Dans sa ville natale, il fréquente notamment l'éditeur Salvatore Sciascia, l'ancien partisan Gino Cortese, Emanuele Macaluso, Leonardo Sciascia[3].
Procureur général de Palerme
Il est nommé procureur général de Palerme en janvier 1978[4].
Cette nomination est contestée à cause de son origine (il n'est pas né dans la province de Palerme), de son militantisme communiste et de ses méthodes (mêlant investigations patrimoniales, lutte contre le trafic de drogue et enquêtes sur les la présence mafieuse dans l'administration publique)[3]. Il déclare alors : « J'arrive dans un milieu où je ne connais personne, je suis distrait et peu physionomiste. Ce sont des circonstances qui provoqueront des malentendus. Dans cette situation, il est inévitable que mon intégration provoque également des phénomènes de rejet. Si la discussion se développe cependant sans arrière-pensées, aussi vive, polémique et stimulante soit-elle, elle ne nous privera pas d'une sérénité substantielle. Mais si la discussion est polluée par des relations d'inimitié, d'interlocuteurs hostiles et pleins de réserves, on arrivera fatalement à la dispute. »[1]
Il dirige particulièrement l'enquête sur les liens entre les mafias siciliennes et américaines pour le trafic international de drogue, confiée à Giovanni Falcone, alors substitut du procureur.
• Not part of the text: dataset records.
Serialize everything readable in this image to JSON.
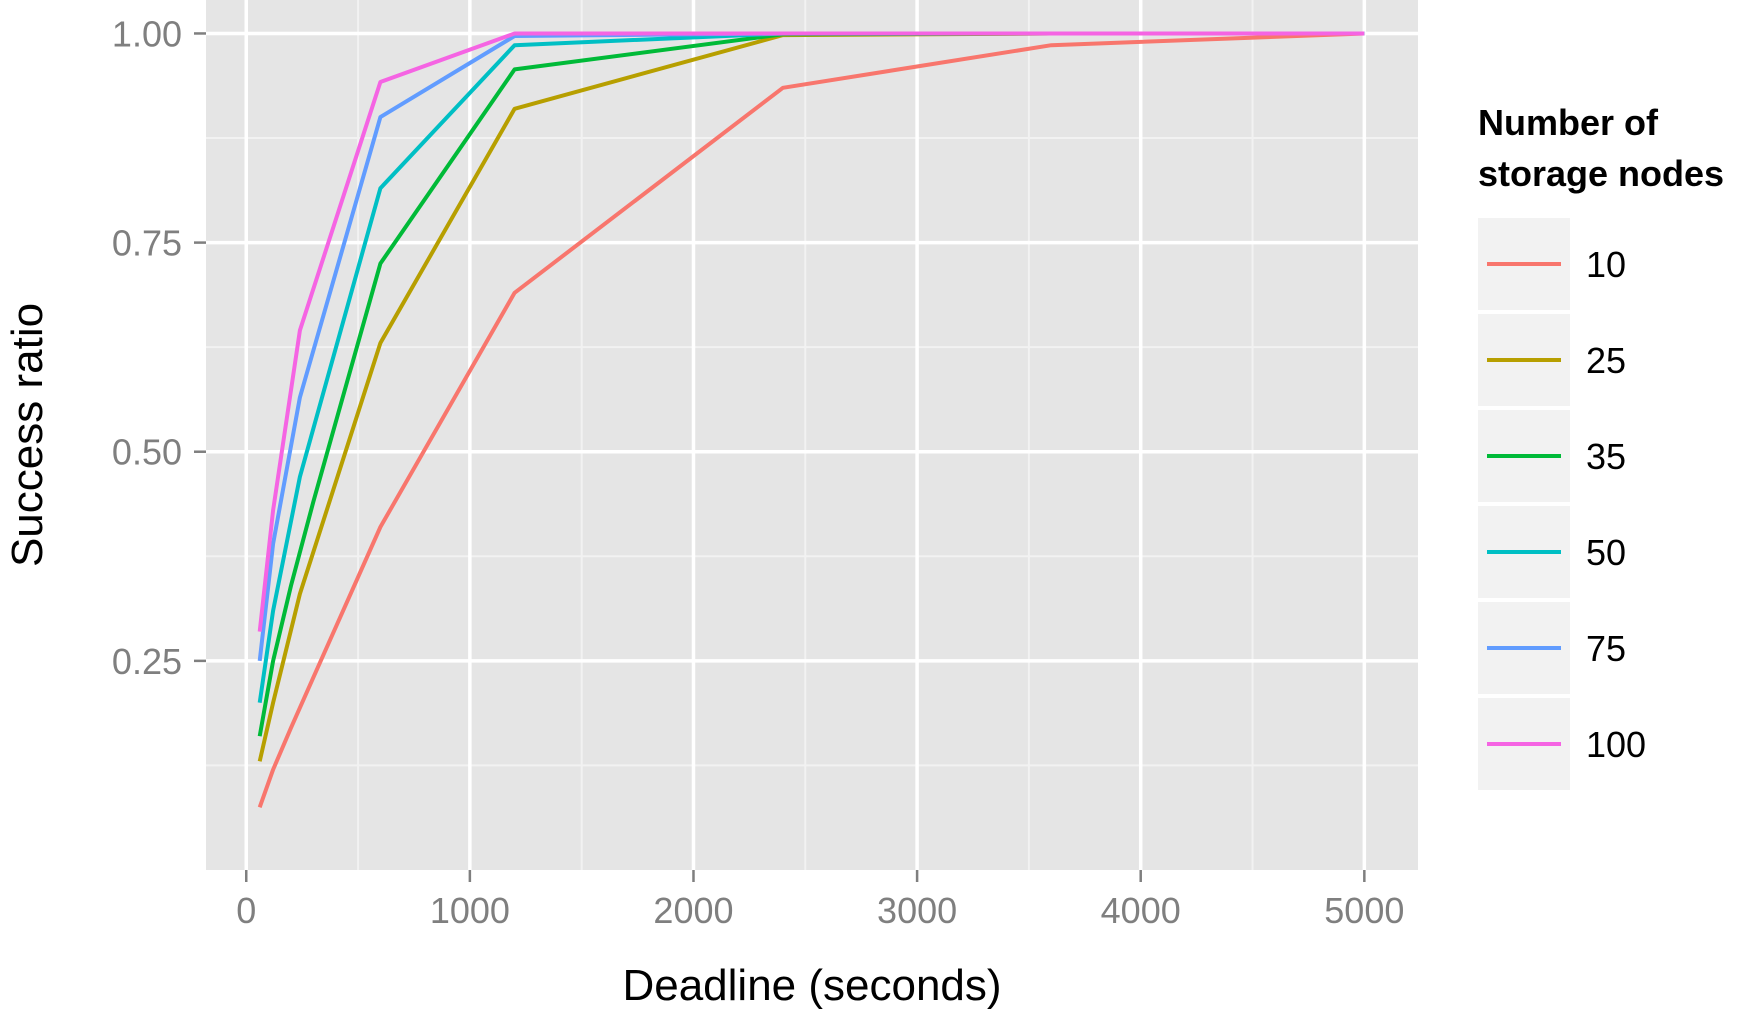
{
  "chart_data": {
    "type": "line",
    "title": "",
    "xlabel": "Deadline (seconds)",
    "ylabel": "Success ratio",
    "xlim": [
      -180,
      5240
    ],
    "ylim": [
      0.0,
      1.04
    ],
    "x_ticks": [
      0,
      1000,
      2000,
      3000,
      4000,
      5000
    ],
    "x_tick_labels": [
      "0",
      "1000",
      "2000",
      "3000",
      "4000",
      "5000"
    ],
    "y_ticks": [
      0.25,
      0.5,
      0.75,
      1.0
    ],
    "y_tick_labels": [
      "0.25",
      "0.50",
      "0.75",
      "1.00"
    ],
    "grid": true,
    "legend_title": [
      "Number of",
      "storage nodes"
    ],
    "legend_position": "right",
    "series": [
      {
        "name": "10",
        "color": "#F8766D",
        "x": [
          60,
          120,
          200,
          300,
          600,
          1200,
          2400,
          3600,
          5000
        ],
        "y": [
          0.075,
          0.12,
          0.17,
          0.23,
          0.41,
          0.69,
          0.935,
          0.986,
          1.0
        ]
      },
      {
        "name": "25",
        "color": "#B79F00",
        "x": [
          60,
          120,
          240,
          600,
          1200,
          2400,
          3600,
          5000
        ],
        "y": [
          0.13,
          0.2,
          0.33,
          0.63,
          0.91,
          0.998,
          1.0,
          1.0
        ]
      },
      {
        "name": "35",
        "color": "#00BA38",
        "x": [
          60,
          120,
          200,
          300,
          600,
          1200,
          2400,
          3600,
          5000
        ],
        "y": [
          0.16,
          0.25,
          0.34,
          0.44,
          0.725,
          0.957,
          0.999,
          1.0,
          1.0
        ]
      },
      {
        "name": "50",
        "color": "#00BFC4",
        "x": [
          60,
          120,
          240,
          600,
          1200,
          2400,
          3600,
          5000
        ],
        "y": [
          0.2,
          0.31,
          0.47,
          0.815,
          0.986,
          1.0,
          1.0,
          1.0
        ]
      },
      {
        "name": "75",
        "color": "#619CFF",
        "x": [
          60,
          120,
          240,
          600,
          1200,
          2400,
          3600,
          5000
        ],
        "y": [
          0.25,
          0.39,
          0.565,
          0.9,
          0.997,
          1.0,
          1.0,
          1.0
        ]
      },
      {
        "name": "100",
        "color": "#F564E3",
        "x": [
          60,
          120,
          240,
          600,
          1200,
          2400,
          3600,
          5000
        ],
        "y": [
          0.285,
          0.43,
          0.645,
          0.942,
          1.0,
          1.0,
          1.0,
          1.0
        ]
      }
    ]
  },
  "style": {
    "panel_bg": "#E5E5E5",
    "grid_major": "#FFFFFF",
    "grid_minor": "#F2F2F2",
    "legend_key_bg": "#F2F2F2",
    "tick_color": "#7F7F7F"
  }
}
Il signe seul les ordres d'arrestation de 55 personnes que personne d'autres ne veut assumer, dont ceux du puissant entrepreneur immobilier Rosario Spatola et des membres des familles Gambino et Inzerillo[4]. Il enquête pareillement sur les marchés publics truqués de la municipalité de Palerme[1].
À propos de la mafia, il a été retrouvé une note de sa main dans laquelle il la décrit peu avant sa mort comme « une intermédiation concrète dans toutes les activités illégales, entre la politique, la finance, les banques, le citoyen “honoré” et la criminalité associée et organisée. »[3]
Meurtre
Il est assassiné en pleine rue de Palerme, Via Cavour, près de son domicile, le mercredi 6 août en début de soirée. Seul et sans escorte alors qu'il en avait le droit, il est touché par trois balles tirées dans le dos par deux tueurs à moto sous la direction du clan de Salvatore Inzerillo[1]. Il meurt peu après son arrivée à l'hôpital[4]. Quelques jours plus tôt, les enquêteurs de Palerme ont découvert un laboratoire clandestin capable de produire 400 kilos d'héroïne par mois pour le trafic international[5].
Il est enterré au cimetière de Sainte-Ursule à Palerme[2].
Dirigeant l'enquête vers les trafiquants de drogue ou criminels ordinaires, contre l'avis du PCI et de Pio La Torre, qui y voient l'œuvre de Cosa nostra[3], la justice n'a su identifier de coupable à ce meurtre, qui s'inscrit dans la série des « cadavres exquis » à l'époque de la deuxième guerre de la mafia. Rocco Chinnici lui succède et est à son tour tué en 1983[1].
Une fondation est créée à sa mémoire pour financer les actions antimafia de la société civile[6]. Sa femme, Rita Bartoli Costa, est ensuite élue à l'Assemblée régionale sicilienne sous les couleurs du Parti communiste italien[2].